The Amish believe that forgiveness should be practiced as much as possible. They understand that their forgiveness is bound up with the forgiveness that we display to others.  They understand that if they do not forgive, God will not forgive them. While this may and does seem self-serving the other side of this is that if they truly forgive a person, then God will forgive that person as well (Matt 18:18).  In other words, they believe that there is a real correlation between the forgiveness we practice here on earth and the forgiveness that God grants in heaven. For an unbeliever, this may seem an inconsequential thing, but for believers, this is extremely significant. This is where we put our lives to the test and allow forgiveness to rule in our hearts.
If we do not allow ourselves to forgive, then unforgiveness and the sin of others will rule our lives.  When we forgive, we free ourselves from the sins of other people.
When we forgive someone, we acknowledge that there was a wrong done and hurt was the result.  With forgiveness, we restore the relationship we had, but in the light of the hurt.  We can’t pretend or ignore the events, but nor should we dwell on them. 
This may seem easy when the infractions are less serious, when a person has missed a date or misplaced some important information.  But what about when we are talking about serious offenses, like murder, terrorism and acts of violence.  Can we forgive then?

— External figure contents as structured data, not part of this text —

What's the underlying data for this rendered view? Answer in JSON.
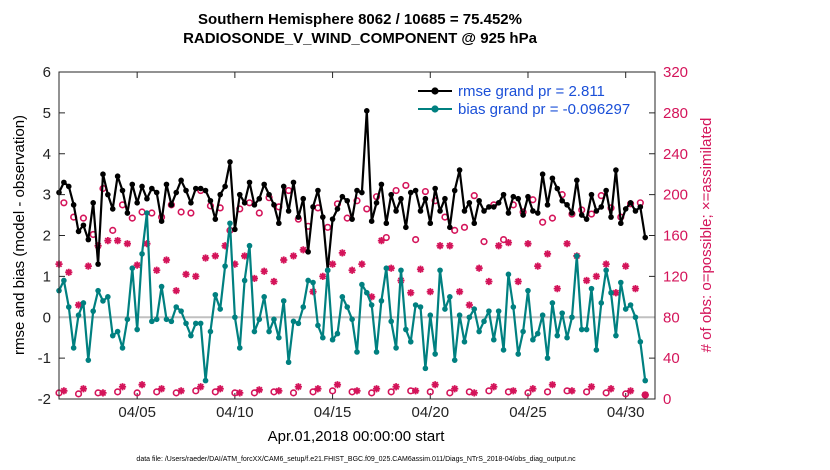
{
  "chart_data": {
    "type": "line",
    "title": "Southern Hemisphere 8062 / 10685 = 75.452%",
    "subtitle": "RADIOSONDE_V_WIND_COMPONENT @ 925 hPa",
    "xlabel": "Apr.01,2018 00:00:00 start",
    "ylabel": "rmse and bias (model - observation)",
    "ylabel_right": "# of obs: o=possible; ×=assimilated",
    "xlim": [
      1,
      31.5
    ],
    "ylim": [
      -2,
      6
    ],
    "ylim_right": [
      0,
      320
    ],
    "x_ticks": [
      5,
      10,
      15,
      20,
      25,
      30
    ],
    "x_tick_labels": [
      "04/05",
      "04/10",
      "04/15",
      "04/20",
      "04/25",
      "04/30"
    ],
    "y_ticks": [
      -2,
      -1,
      0,
      1,
      2,
      3,
      4,
      5,
      6
    ],
    "y_ticks_right": [
      0,
      40,
      80,
      120,
      160,
      200,
      240,
      280,
      320
    ],
    "zero_line": 0,
    "footer": "data file: /Users/raeder/DAI/ATM_forcXX/CAM6_setup/f.e21.FHIST_BGC.f09_025.CAM6assim.011/Diags_NTrS_2018-04/obs_diag_output.nc",
    "series": [
      {
        "name": "rmse grand pr = 2.811",
        "axis": "left",
        "color": "#000000",
        "marker": "filled-circle",
        "x": [
          1.0,
          1.25,
          1.5,
          1.75,
          2.0,
          2.25,
          2.5,
          2.75,
          3.0,
          3.25,
          3.5,
          3.75,
          4.0,
          4.25,
          4.5,
          4.75,
          5.0,
          5.25,
          5.5,
          5.75,
          6.0,
          6.25,
          6.5,
          6.75,
          7.0,
          7.25,
          7.5,
          7.75,
          8.0,
          8.25,
          8.5,
          8.75,
          9.0,
          9.25,
          9.5,
          9.75,
          10.0,
          10.25,
          10.5,
          10.75,
          11.0,
          11.25,
          11.5,
          11.75,
          12.0,
          12.25,
          12.5,
          12.75,
          13.0,
          13.25,
          13.5,
          13.75,
          14.0,
          14.25,
          14.5,
          14.75,
          15.0,
          15.25,
          15.5,
          15.75,
          16.0,
          16.25,
          16.5,
          16.75,
          17.0,
          17.25,
          17.5,
          17.75,
          18.0,
          18.25,
          18.5,
          18.75,
          19.0,
          19.25,
          19.5,
          19.75,
          20.0,
          20.25,
          20.5,
          20.75,
          21.0,
          21.25,
          21.5,
          21.75,
          22.0,
          22.25,
          22.5,
          22.75,
          23.0,
          23.25,
          23.5,
          23.75,
          24.0,
          24.25,
          24.5,
          24.75,
          25.0,
          25.25,
          25.5,
          25.75,
          26.0,
          26.25,
          26.5,
          26.75,
          27.0,
          27.25,
          27.5,
          27.75,
          28.0,
          28.25,
          28.5,
          28.75,
          29.0,
          29.25,
          29.5,
          29.75,
          30.0,
          30.25,
          30.5,
          30.75,
          31.0
        ],
        "values": [
          3.05,
          3.3,
          3.2,
          2.75,
          2.1,
          2.25,
          1.9,
          2.8,
          1.3,
          3.5,
          3.0,
          2.65,
          3.45,
          3.1,
          2.55,
          3.25,
          2.8,
          3.2,
          2.9,
          3.15,
          3.05,
          2.35,
          3.25,
          2.75,
          3.05,
          3.35,
          3.1,
          2.8,
          3.15,
          3.15,
          3.1,
          2.85,
          2.4,
          3.0,
          3.2,
          3.8,
          2.15,
          3.0,
          2.8,
          3.3,
          2.75,
          2.9,
          3.25,
          3.0,
          2.75,
          2.3,
          3.2,
          2.6,
          3.3,
          2.45,
          2.9,
          1.6,
          2.7,
          3.1,
          2.45,
          1.15,
          2.4,
          2.65,
          2.95,
          2.85,
          2.4,
          3.1,
          3.05,
          5.05,
          2.35,
          2.8,
          3.25,
          2.3,
          3.0,
          2.6,
          2.9,
          2.2,
          3.05,
          3.1,
          2.6,
          2.9,
          2.3,
          3.15,
          2.6,
          2.9,
          2.2,
          3.1,
          3.6,
          2.6,
          2.8,
          2.3,
          2.85,
          2.6,
          2.7,
          2.7,
          2.8,
          3.0,
          2.55,
          2.95,
          2.9,
          2.5,
          2.95,
          2.6,
          2.55,
          3.5,
          2.75,
          3.4,
          3.15,
          2.85,
          2.75,
          2.55,
          3.35,
          2.5,
          2.4,
          3.0,
          2.6,
          2.7,
          3.1,
          2.45,
          3.6,
          2.3,
          2.65,
          2.8,
          2.6,
          2.7,
          1.95
        ]
      },
      {
        "name": "bias grand pr = -0.096297",
        "axis": "left",
        "color": "#008080",
        "marker": "filled-circle",
        "x": [
          1.0,
          1.25,
          1.5,
          1.75,
          2.0,
          2.25,
          2.5,
          2.75,
          3.0,
          3.25,
          3.5,
          3.75,
          4.0,
          4.25,
          4.5,
          4.75,
          5.0,
          5.25,
          5.5,
          5.75,
          6.0,
          6.25,
          6.5,
          6.75,
          7.0,
          7.25,
          7.5,
          7.75,
          8.0,
          8.25,
          8.5,
          8.75,
          9.0,
          9.25,
          9.5,
          9.75,
          10.0,
          10.25,
          10.5,
          10.75,
          11.0,
          11.25,
          11.5,
          11.75,
          12.0,
          12.25,
          12.5,
          12.75,
          13.0,
          13.25,
          13.5,
          13.75,
          14.0,
          14.25,
          14.5,
          14.75,
          15.0,
          15.25,
          15.5,
          15.75,
          16.0,
          16.25,
          16.5,
          16.75,
          17.0,
          17.25,
          17.5,
          17.75,
          18.0,
          18.25,
          18.5,
          18.75,
          19.0,
          19.25,
          19.5,
          19.75,
          20.0,
          20.25,
          20.5,
          20.75,
          21.0,
          21.25,
          21.5,
          21.75,
          22.0,
          22.25,
          22.5,
          22.75,
          23.0,
          23.25,
          23.5,
          23.75,
          24.0,
          24.25,
          24.5,
          24.75,
          25.0,
          25.25,
          25.5,
          25.75,
          26.0,
          26.25,
          26.5,
          26.75,
          27.0,
          27.25,
          27.5,
          27.75,
          28.0,
          28.25,
          28.5,
          28.75,
          29.0,
          29.25,
          29.5,
          29.75,
          30.0,
          30.25,
          30.5,
          30.75,
          31.0
        ],
        "values": [
          0.65,
          0.9,
          0.25,
          -0.75,
          0.05,
          0.35,
          -1.05,
          0.15,
          0.65,
          0.4,
          0.5,
          -0.45,
          -0.35,
          -0.75,
          -0.05,
          1.2,
          -0.3,
          1.55,
          2.55,
          -0.1,
          -0.05,
          0.75,
          -0.05,
          -0.1,
          0.25,
          0.15,
          -0.15,
          -0.45,
          -0.15,
          -0.15,
          -1.55,
          -0.35,
          0.55,
          0.2,
          1.25,
          2.3,
          0.0,
          -0.75,
          0.9,
          1.75,
          -0.35,
          -0.05,
          0.5,
          -0.35,
          -0.05,
          -0.5,
          0.4,
          -1.1,
          -0.1,
          -0.15,
          0.25,
          0.9,
          0.85,
          -0.2,
          -0.5,
          1.15,
          -0.55,
          -0.4,
          0.5,
          0.25,
          -0.05,
          -0.85,
          0.8,
          0.6,
          0.3,
          -0.85,
          0.4,
          1.2,
          -0.1,
          -0.75,
          1.15,
          -0.3,
          -0.6,
          0.3,
          0.25,
          -1.25,
          0.05,
          -0.9,
          1.15,
          0.2,
          0.5,
          -1.05,
          0.05,
          -0.6,
          0.0,
          0.2,
          -0.35,
          -0.1,
          0.15,
          -0.55,
          0.15,
          -0.8,
          1.05,
          0.25,
          -0.9,
          -0.35,
          0.65,
          -0.55,
          -0.4,
          0.05,
          -1.0,
          0.35,
          -0.45,
          0.1,
          -0.5,
          0.0,
          1.5,
          -0.3,
          -0.3,
          0.7,
          -0.8,
          0.35,
          1.15,
          0.6,
          -0.45,
          0.85,
          0.2,
          0.3,
          0.0,
          -0.6,
          -1.55
        ]
      },
      {
        "name": "possible obs",
        "axis": "right",
        "color": "#d4145a",
        "marker": "open-circle",
        "x": [
          1.25,
          1.75,
          2.25,
          2.75,
          3.25,
          3.75,
          4.25,
          4.75,
          5.25,
          5.75,
          6.25,
          6.75,
          7.25,
          7.75,
          8.25,
          8.75,
          9.25,
          9.75,
          10.25,
          10.75,
          11.25,
          11.75,
          12.25,
          12.75,
          13.25,
          13.75,
          14.25,
          14.75,
          15.25,
          15.75,
          16.25,
          16.75,
          17.25,
          17.75,
          18.25,
          18.75,
          19.25,
          19.75,
          20.25,
          20.75,
          21.25,
          21.75,
          22.25,
          22.75,
          23.25,
          23.75,
          24.25,
          24.75,
          25.25,
          25.75,
          26.25,
          26.75,
          27.25,
          27.75,
          28.25,
          28.75,
          29.25,
          29.75,
          30.25,
          30.75,
          1.0,
          2.0,
          3.0,
          4.0,
          5.0,
          6.0,
          7.0,
          8.0,
          9.0,
          10.0,
          11.0,
          12.0,
          13.0,
          14.0,
          15.0,
          16.0,
          17.0,
          18.0,
          19.0,
          20.0,
          21.0,
          22.0,
          23.0,
          24.0,
          25.0,
          26.0,
          27.0,
          28.0,
          29.0,
          30.0,
          31.0
        ],
        "values": [
          192,
          178,
          177,
          161,
          206,
          165,
          190,
          177,
          183,
          182,
          178,
          190,
          183,
          182,
          204,
          189,
          187,
          165,
          186,
          192,
          182,
          197,
          188,
          204,
          176,
          169,
          187,
          168,
          191,
          177,
          194,
          186,
          198,
          158,
          204,
          209,
          156,
          203,
          194,
          178,
          165,
          168,
          199,
          154,
          190,
          156,
          190,
          183,
          195,
          173,
          177,
          200,
          181,
          185,
          181,
          199,
          187,
          178,
          191,
          192,
          6,
          5,
          6,
          7,
          6,
          7,
          6,
          8,
          7,
          6,
          6,
          7,
          6,
          7,
          8,
          7,
          6,
          7,
          8,
          7,
          6,
          7,
          8,
          7,
          6,
          7,
          8,
          7,
          6,
          5,
          4
        ]
      },
      {
        "name": "assimilated obs",
        "axis": "right",
        "color": "#d4145a",
        "marker": "star",
        "x": [
          1.0,
          1.5,
          2.0,
          2.5,
          3.0,
          3.5,
          4.0,
          4.5,
          5.0,
          5.5,
          6.0,
          6.5,
          7.0,
          7.5,
          8.0,
          8.5,
          9.0,
          9.5,
          10.0,
          10.5,
          11.0,
          11.5,
          12.0,
          12.5,
          13.0,
          13.5,
          14.0,
          14.5,
          15.0,
          15.5,
          16.0,
          16.5,
          17.0,
          17.5,
          18.0,
          18.5,
          19.0,
          19.5,
          20.0,
          20.5,
          21.0,
          21.5,
          22.0,
          22.5,
          23.0,
          23.5,
          24.0,
          24.5,
          25.0,
          25.5,
          26.0,
          26.5,
          27.0,
          27.5,
          28.0,
          28.5,
          29.0,
          29.5,
          30.0,
          30.5,
          31.0,
          1.25,
          2.25,
          3.25,
          4.25,
          5.25,
          6.25,
          7.25,
          8.25,
          9.25,
          10.25,
          11.25,
          12.25,
          13.25,
          14.25,
          15.25,
          16.25,
          17.25,
          18.25,
          19.25,
          20.25,
          21.25,
          22.25,
          23.25,
          24.25,
          25.25,
          26.25,
          27.25,
          28.25,
          29.25,
          30.25
        ],
        "values": [
          132,
          124,
          92,
          130,
          150,
          155,
          155,
          152,
          131,
          152,
          126,
          136,
          106,
          122,
          120,
          138,
          140,
          150,
          132,
          140,
          118,
          125,
          115,
          136,
          140,
          146,
          105,
          120,
          132,
          143,
          126,
          132,
          100,
          155,
          128,
          116,
          104,
          127,
          105,
          150,
          150,
          105,
          92,
          128,
          115,
          150,
          153,
          115,
          152,
          130,
          142,
          108,
          152,
          140,
          116,
          120,
          132,
          104,
          130,
          108,
          4,
          8,
          10,
          6,
          12,
          14,
          10,
          8,
          12,
          10,
          6,
          9,
          8,
          12,
          10,
          14,
          8,
          10,
          12,
          8,
          14,
          10,
          6,
          12,
          8,
          10,
          14,
          8,
          12,
          10,
          8
        ]
      }
    ]
  }
}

Should we forgive then?
I am not directly related to either of these events, nor directly involved with the major tragedies of our day.  I do not, for a second, want to minimize or trivialize anybody’s pain.  I do not want to say that I have experienced similar things, because I haven’t.  I do not want to say that I can even imagine the level of suffering that has been present in people’s lives.  I do not want to gloss over their pain and their suffering. 
But at the same time, I have been the object and victim of cruel things.  I have been betrayed, I have been rejected, I have been abandoned.  I understand pain and the desire for revenge.  On the other hand, I have betrayed, I have rejected and I have abandoned, and I recognize the desire to be forgiven.  I stand as one who has betrayed God, abandoned God, forsaken God, and yet at the same time has been forgiven by God, welcomed by God, loved by God and accepted by God.
Christ calls us to forgive one another and the way of peace is the way of forgiveness. Imagine if we could, on an individual level, forgive those who have wronged us.  Imagine if we would heed the prayer that we pray every week and ‘forgive our debtors.’ Imagine what good could happen in this world if we could do this.    Imagine, if we could, as a country, and as a culture embrace the grace of forgiveness.
I am not a ‘pie in the sky’ idealist. Countries have interests to protect…namely their people.  And while the State must do what it needs to do, the people who make up the state can practice the art of forgiveness.

The work begins, as always, with us, with individuals. We must work to cultivate forgiveness in our lives.  When people wrong us, especially in the small and ordinary things in our lives, we must work to overcome our pride and forgive them. This leads us to be able to forgive people for bigger crimes against us.  Most of us will never deal with the events like the tragedies we have mentioned, but if we forgive for smaller things, we can work at forgiving the bigger ‘stuff.’
Forgiveness is a path that we can walk.  We might not be able or ready to forgive people for everything right away.  But with time, we can work at it and to forgive people as Christ as forgiven us.